Related is the paper [What is a closed-form number?], which explores the field E, defined as the smallest subfield of ℂ closed under exp and log. I believe the set of numbers that can be generated using exp-minus-log is a strict subset of this.

In a similar vein to this post, the paper points out that general polynomials do not have solutions in E, so of course exp-minus-log is similarly incomplete.

What is intriguing is that we don’t even know whether many simple equations like exp(-x) = x (i.e. the [omega constant]) have solutions in E. We of course suspect they don’t, but this conjecture is not proven: https://en.wikipedia.org/wiki/Schanuel%27s_conjecture

What is a closed-form number?: http://timothychow.net/closedform.pdf omega constant: https://en.wikipedia.org/wiki/Omega_constant

DoctorOetker 2 days ago | parent [-]

1)

> Related is the paper [What is a closed-form number?], which explores the field E, defined as the smallest subfield of ℂ closed under exp and log. I believe the set of numbers that can be generated using exp-minus-log is a strict subset of this.

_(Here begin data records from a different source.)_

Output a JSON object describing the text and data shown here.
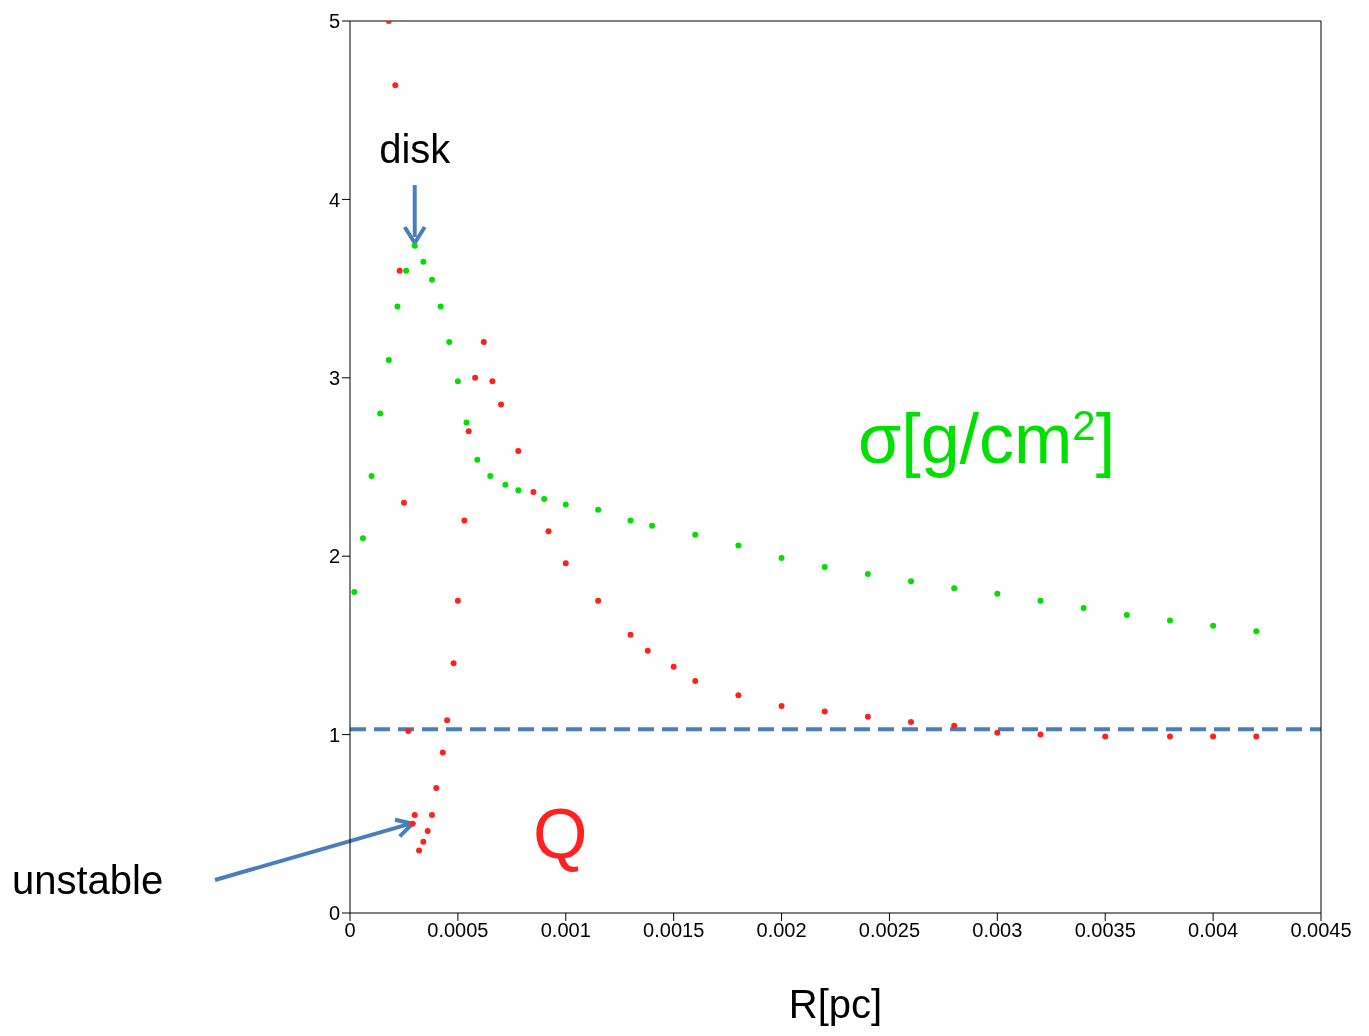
{
  "chart_data": {
    "type": "scatter",
    "xlabel": "R[pc]",
    "xlim": [
      0,
      0.0045
    ],
    "xticks": [
      0,
      0.0005,
      0.001,
      0.0015,
      0.002,
      0.0025,
      0.003,
      0.0035,
      0.004,
      0.0045
    ],
    "ylim": [
      0,
      5
    ],
    "yticks": [
      0,
      1,
      2,
      3,
      4,
      5
    ],
    "marker": "circle",
    "series": [
      {
        "name": "σ[g/cm$^{2}$]",
        "color": "#00e000",
        "x": [
          2e-05,
          6e-05,
          0.0001,
          0.00014,
          0.00018,
          0.00022,
          0.00026,
          0.0003,
          0.00034,
          0.00038,
          0.00042,
          0.00046,
          0.0005,
          0.00054,
          0.00059,
          0.00065,
          0.00072,
          0.00078,
          0.0009,
          0.001,
          0.00115,
          0.0013,
          0.0014,
          0.0016,
          0.0018,
          0.002,
          0.0022,
          0.0024,
          0.0026,
          0.0028,
          0.003,
          0.0032,
          0.0034,
          0.0036,
          0.0038,
          0.004,
          0.0042
        ],
        "values": [
          1.8,
          2.1,
          2.45,
          2.8,
          3.1,
          3.4,
          3.6,
          3.74,
          3.65,
          3.55,
          3.4,
          3.2,
          2.98,
          2.75,
          2.54,
          2.45,
          2.4,
          2.37,
          2.32,
          2.29,
          2.26,
          2.2,
          2.17,
          2.12,
          2.06,
          1.99,
          1.94,
          1.9,
          1.86,
          1.82,
          1.79,
          1.75,
          1.71,
          1.67,
          1.64,
          1.61,
          1.58
        ]
      },
      {
        "name": "Q",
        "color": "#ff2020",
        "x": [
          0.00018,
          0.00021,
          0.00023,
          0.00025,
          0.00027,
          0.00029,
          0.0003,
          0.00032,
          0.00034,
          0.00036,
          0.00038,
          0.0004,
          0.00043,
          0.00045,
          0.00048,
          0.0005,
          0.00053,
          0.00055,
          0.00058,
          0.00062,
          0.00066,
          0.0007,
          0.00078,
          0.00085,
          0.00092,
          0.001,
          0.00115,
          0.0013,
          0.00138,
          0.0015,
          0.0016,
          0.0018,
          0.002,
          0.0022,
          0.0024,
          0.0026,
          0.0028,
          0.003,
          0.0032,
          0.0035,
          0.0038,
          0.004,
          0.0042
        ],
        "values": [
          5.0,
          4.64,
          3.6,
          2.3,
          1.02,
          0.5,
          0.55,
          0.35,
          0.4,
          0.46,
          0.55,
          0.7,
          0.9,
          1.08,
          1.4,
          1.75,
          2.2,
          2.7,
          3.0,
          3.2,
          2.98,
          2.85,
          2.59,
          2.36,
          2.14,
          1.96,
          1.75,
          1.56,
          1.47,
          1.38,
          1.3,
          1.22,
          1.16,
          1.13,
          1.1,
          1.07,
          1.05,
          1.01,
          1.0,
          0.99,
          0.99,
          0.99,
          0.99
        ]
      }
    ],
    "ref_lines": [
      {
        "axis": "y",
        "value": 1.03,
        "color": "#4a7ebb",
        "line_style": "dashed"
      }
    ],
    "annotations": [
      {
        "text": "disk",
        "x": 0.0003,
        "y": 3.74
      },
      {
        "text": "unstable",
        "x": 0.00029,
        "y": 0.5
      }
    ]
  }
}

is that a typo / accidental mis-phrasing?

exp-minus-log construction is closed for the operations it supports, and spans both exp and log, so E must be either identical to or a subset of exp-minus-log; not the other way around.

2)

EML is spanned by a single binary operator, while the article you reference describing ("what is a closed-form number") just tacitly assumes +, -, x, / are available for free, so even in just this sense the EML construction is superior. Since EML can construct the larger presumed basic operations of E, E must be contained in it, but since the E implicitly has +, - besides exp(x) and ln(x) the reverse can also be said, so the sets and functions spanned by E and EML should be equivalent. So what is novel? precisely what the recent article describes: all the tacitly (+,-,x,/) and explicitly assumed (exp and ln) operations can be spanned with just 1 (non-unique) binary operation; and on top of that:

3)

the recent article describes freely available code to conduct such searches and find alternative binary operations, search for functions or constants.

The EML paper provides code and machinery to conduct a search for the value x in exp(-x)=x : use a multiprecision library to get an arbitrarily precise representation, and search for some EML expression to find candidates.

xigoi 2 days ago | parent [-]

> exp-minus-log construction is closed for the operations it supports, and spans both exp and log, so E must be either identical to or a subset of exp-minus-log; not the other way around.

Since E is by definition closed under exp, log and subtraction, it is clearly also closed under EML.

DoctorOetker 2 days ago | parent [-]

SabrinaJewson claims it is a STRICT subset: EML ⊂ E

I remind the trivial results that both E ⊆ EML and EML ⊆ E and hence EML = E

apart from construction: which is minimal for EML but highly redundant for E.

the EML paper shows that this minimal construction for EML is not unique so other binary operations may be found with perhaps more interesting properties, or admitting shorter binary trees for commonly used functions and values (which may reflect subjective "simplification" of expressions in mathematics.